4) If a player comes online and find somethings missing, they can make an insurance claim (simple command, no admin intervention) and if any player stole anything from their inventory within in the last 30 days, then it lists the stolen items, and they can use their insurance credits to automatically refill their inventory.
5) If a thief is caught, in the act, or via an insurance claim, a bounty would be put on their head. PVP is enabled against that player, and anyone can go after them to claim the bounty the bounty is equal to the total amount the player stole in value, even if the insurance didn't fully cover it.
6) once a player is taken out for a bounty, their inventory becomes open to the player who killed them. They may then select what they want, up to but not over the value of the bounty. The rest of the items go back to the thief.
7) a thief's skill raises the more they do it, and the higher their skill, the less likely a claim will identify them as the thief. The insurance still covers anything stolen, but the bounties on the thief are reduced or do not happen at all.
This means that the player who had stuff stolen can go after the thief them selves, and then not only do they get everything recovered from the insurance claim, but they also get the value back again from what the thief was carrying on them at the time. Added a fun extra challenge without too much loss to anyone.
In regards to a thief's guild, and limiting the number, One way to limit it, is to make other areas more enticing in ways. For instance, let it be known that taking up a Thief's role, could get them caught, and lose their stuff to any bounty hunter or police class player.
Perhaps for your first idea, you could also make it so only "free" members can have their stuff stolen.

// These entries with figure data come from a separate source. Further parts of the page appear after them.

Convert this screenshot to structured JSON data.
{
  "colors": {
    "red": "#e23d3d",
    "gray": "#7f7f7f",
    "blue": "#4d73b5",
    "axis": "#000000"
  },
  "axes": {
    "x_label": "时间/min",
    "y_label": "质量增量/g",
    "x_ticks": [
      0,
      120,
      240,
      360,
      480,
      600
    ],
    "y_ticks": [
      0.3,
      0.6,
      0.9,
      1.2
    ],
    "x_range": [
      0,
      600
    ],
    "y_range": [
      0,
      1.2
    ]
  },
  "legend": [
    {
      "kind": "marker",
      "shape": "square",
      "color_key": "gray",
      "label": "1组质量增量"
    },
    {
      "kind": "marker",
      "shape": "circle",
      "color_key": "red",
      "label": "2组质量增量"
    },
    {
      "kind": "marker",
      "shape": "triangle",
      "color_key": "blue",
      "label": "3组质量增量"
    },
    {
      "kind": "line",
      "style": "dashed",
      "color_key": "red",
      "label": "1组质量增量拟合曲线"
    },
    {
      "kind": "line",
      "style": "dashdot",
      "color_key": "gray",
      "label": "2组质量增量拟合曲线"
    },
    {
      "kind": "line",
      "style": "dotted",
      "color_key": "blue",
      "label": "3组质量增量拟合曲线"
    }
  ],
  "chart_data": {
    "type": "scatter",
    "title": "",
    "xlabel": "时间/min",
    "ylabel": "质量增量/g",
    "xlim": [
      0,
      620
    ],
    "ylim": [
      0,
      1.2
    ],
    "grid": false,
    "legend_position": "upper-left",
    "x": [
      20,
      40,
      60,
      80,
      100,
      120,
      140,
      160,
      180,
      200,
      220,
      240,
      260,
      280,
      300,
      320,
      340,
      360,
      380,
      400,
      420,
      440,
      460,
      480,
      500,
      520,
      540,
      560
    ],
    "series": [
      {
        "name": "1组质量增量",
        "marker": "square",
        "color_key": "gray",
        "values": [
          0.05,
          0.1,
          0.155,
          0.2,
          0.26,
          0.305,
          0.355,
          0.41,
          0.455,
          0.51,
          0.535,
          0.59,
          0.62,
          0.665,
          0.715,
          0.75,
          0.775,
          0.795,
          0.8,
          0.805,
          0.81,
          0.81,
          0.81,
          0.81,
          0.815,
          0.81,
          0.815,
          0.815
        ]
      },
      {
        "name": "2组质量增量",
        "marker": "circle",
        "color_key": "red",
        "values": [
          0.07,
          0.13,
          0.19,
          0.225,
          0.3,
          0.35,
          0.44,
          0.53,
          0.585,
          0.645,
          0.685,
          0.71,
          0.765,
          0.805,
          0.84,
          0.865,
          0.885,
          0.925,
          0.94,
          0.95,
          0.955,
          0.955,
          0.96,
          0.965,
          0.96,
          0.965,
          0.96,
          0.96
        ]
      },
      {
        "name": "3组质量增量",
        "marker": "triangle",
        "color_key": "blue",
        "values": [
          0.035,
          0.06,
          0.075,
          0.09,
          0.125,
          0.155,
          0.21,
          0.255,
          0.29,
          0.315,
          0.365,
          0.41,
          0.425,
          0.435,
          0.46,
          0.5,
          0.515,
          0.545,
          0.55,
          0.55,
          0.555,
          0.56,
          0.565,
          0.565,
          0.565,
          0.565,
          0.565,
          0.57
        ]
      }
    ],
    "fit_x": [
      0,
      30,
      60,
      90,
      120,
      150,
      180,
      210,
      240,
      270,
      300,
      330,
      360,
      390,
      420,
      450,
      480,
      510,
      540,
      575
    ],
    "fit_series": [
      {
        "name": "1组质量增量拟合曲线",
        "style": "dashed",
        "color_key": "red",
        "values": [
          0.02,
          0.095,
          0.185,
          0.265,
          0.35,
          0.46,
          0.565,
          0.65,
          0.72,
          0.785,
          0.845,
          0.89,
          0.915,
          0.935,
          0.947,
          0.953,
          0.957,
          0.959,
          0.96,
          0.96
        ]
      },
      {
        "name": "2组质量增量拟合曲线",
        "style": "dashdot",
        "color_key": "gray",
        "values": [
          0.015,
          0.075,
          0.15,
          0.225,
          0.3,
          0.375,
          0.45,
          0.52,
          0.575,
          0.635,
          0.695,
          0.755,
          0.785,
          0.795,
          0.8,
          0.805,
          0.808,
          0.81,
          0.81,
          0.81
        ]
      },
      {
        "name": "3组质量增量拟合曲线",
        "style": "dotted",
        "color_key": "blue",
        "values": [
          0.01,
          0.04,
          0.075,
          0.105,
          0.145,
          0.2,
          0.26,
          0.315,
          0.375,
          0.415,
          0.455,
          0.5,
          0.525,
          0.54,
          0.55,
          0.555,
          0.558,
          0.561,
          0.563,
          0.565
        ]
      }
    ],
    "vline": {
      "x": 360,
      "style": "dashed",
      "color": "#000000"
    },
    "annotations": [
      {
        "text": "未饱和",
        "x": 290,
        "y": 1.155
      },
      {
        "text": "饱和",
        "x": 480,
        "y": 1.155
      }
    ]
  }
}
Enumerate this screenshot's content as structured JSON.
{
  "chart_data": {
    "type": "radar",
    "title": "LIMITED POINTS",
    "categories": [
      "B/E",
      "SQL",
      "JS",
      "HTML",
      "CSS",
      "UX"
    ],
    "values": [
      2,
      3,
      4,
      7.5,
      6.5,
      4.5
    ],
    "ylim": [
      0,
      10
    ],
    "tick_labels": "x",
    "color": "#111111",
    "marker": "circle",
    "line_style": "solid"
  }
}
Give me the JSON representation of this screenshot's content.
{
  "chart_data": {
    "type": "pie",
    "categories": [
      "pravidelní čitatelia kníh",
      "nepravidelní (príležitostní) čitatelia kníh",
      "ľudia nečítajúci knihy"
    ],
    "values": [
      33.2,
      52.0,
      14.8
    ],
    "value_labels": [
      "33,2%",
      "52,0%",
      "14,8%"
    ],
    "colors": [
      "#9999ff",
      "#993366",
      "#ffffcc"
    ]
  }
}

That once you pay to play, you can't be stolen from. (enticement to pay perhaps?)
However, theives pay to play premium is probably a bad idea. Once a player is paying, they are probably willing to pay for more than just thief class, like better weapons/armor, etc... a paid thief will probably be more annoying on their ability to burgle and get away with it. However, considering the bounty idea from above, you could probably do it.
Another thing you could do is keep the idea above for how to use bounties with thieves, and double the bounty for what they stole. half goes to pay off the insured player (if they are insured) and the other half goes to the bounty hunter. This means the thief always stands to lose twice what they try to steal. Making it a risk to try.